ISA, which was founded by Wong Fu Productions — who made their name as content creators on YouTube — and musical group Far East Movement, describes itself as "the premiere platform for celebrating Asian Youth Culture, which aims to showcase the brightest and most talented rising artists of this Internet Generation to a diverse, international audience."
Dan Matthews, ISA director of productions and content development, told NBC News that the contest received "a little over three hundred" entries, despite little promotion.
"We were really happy with the amount of submissions," he said. "All of them were really high quality, so it was difficult to determine who should move on to the finals."
Winners were flown out to see their films screened at the ISA Digital Film Showcase, held at the CGV Cinemas in Los Angeles. Matthews also said that the groups behind the Shootout also hope to work with the filmmakers in the future.
"Something Wong Fu, ISA TV, and Far East Movement is going to do is, one, identify opportunities to get them more involved in upcoming projects," he said. "Two, we're going to set up some meetings in the future for Wong Fu, Far East, and myself to talk to the creators more directly and figure out how to best support them."
Long Tran won the "Best Documentary" category for "Trapped," ashort film about a transgender classmate. Tran, who is a college student at the University of Washington, told NBC News over e-mail that winning his category "meant the world" to him.
"I still haven't been able to process this whole experience yet," he said. "Maybe I'm still dreaming, but it was the best possible thing that had happened to me in my short filmmaking career."
"The lack of Asian American character in films really motivated me to be one of the few," he added. "The under-representation and misrepresentation of Asian Americans in mass media has influenced my life negatively, and I wanted to use that to my advantage, to make personal films that could give others a voice."
Rachel Leyco, who won the "Best Vlogger" category with her sketch comedy short "Worst Asian Stereotypes," said that digital platforms allowed her to express herself creatively when she grew frustrated by more traditional paths to an acting career.
"As a young Filipino-American woman trying to break through in the industry with an acting career, I found it to be a harsher struggle than I expected," she said. "I quickly realized that I wasn't getting the leading roles I wanted to play because of the color of my skin."
Kimberly Hwang, winner of "Best Short Comedy," expressed similar sentiments.
"I love that YouTube and other digital platforms are allowing voices that aren't usually in mainstream media to populate their sites," said Hwang. "Here is an open platform that you can post freely on.
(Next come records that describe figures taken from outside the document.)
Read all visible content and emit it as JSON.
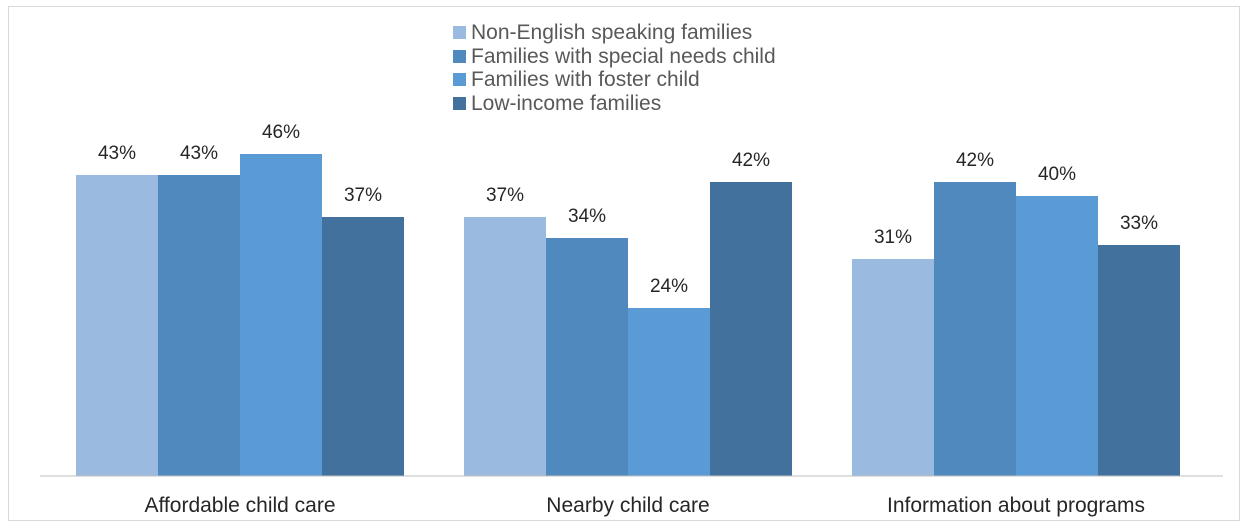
{
  "chart_data": {
    "type": "bar",
    "categories": [
      "Affordable child care",
      "Nearby child care",
      "Information about programs"
    ],
    "series": [
      {
        "name": "Non-English speaking families",
        "values": [
          43,
          37,
          31
        ],
        "labels": [
          "43%",
          "37%",
          "31%"
        ],
        "color": "#9bbae0"
      },
      {
        "name": "Families with special needs child",
        "values": [
          43,
          34,
          42
        ],
        "labels": [
          "43%",
          "34%",
          "42%"
        ],
        "color": "#4f89bd"
      },
      {
        "name": "Families with foster child",
        "values": [
          46,
          24,
          40
        ],
        "labels": [
          "46%",
          "24%",
          "40%"
        ],
        "color": "#5b9bd5"
      },
      {
        "name": "Low-income families",
        "values": [
          37,
          42,
          33
        ],
        "labels": [
          "37%",
          "42%",
          "33%"
        ],
        "color": "#41719c"
      }
    ],
    "title": "",
    "xlabel": "",
    "ylabel": "",
    "ylim": [
      0,
      50
    ],
    "grid": false,
    "legend_position": "top-center",
    "value_suffix": "%"
  }
}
Your success depends on you. The audiences are there, you just have to constantly create and work hard to find them."
Other winners included Joseph Le for "Best Music Video" and An Rong Xu for "Best Short Drama."
Leyco, Hwang, and Tran all said they left Los Angeles feeling encouraged and motivated.
"Winning the ISA shootout as a vlogger personality really gave me the confidence and affirmation that what I am doing can impact the world," said Leyco. "It also encouraged me to see the Asian-American community come together to support each other, which is especially important and needed in this cut-throat industry."
Tran, the documentary filmmaker, said that he hopes to "produce projects that combat racism, and empower Asian Americans."
"I love everything that ISA stands for — giving Asian Americans a voice and celebrating it." Huang said. "I'd definitely love to collaborate with ISA in the future and continue to share Asian American stories — the ones we live and breathe, but have trouble finding and relating to in mainstream media."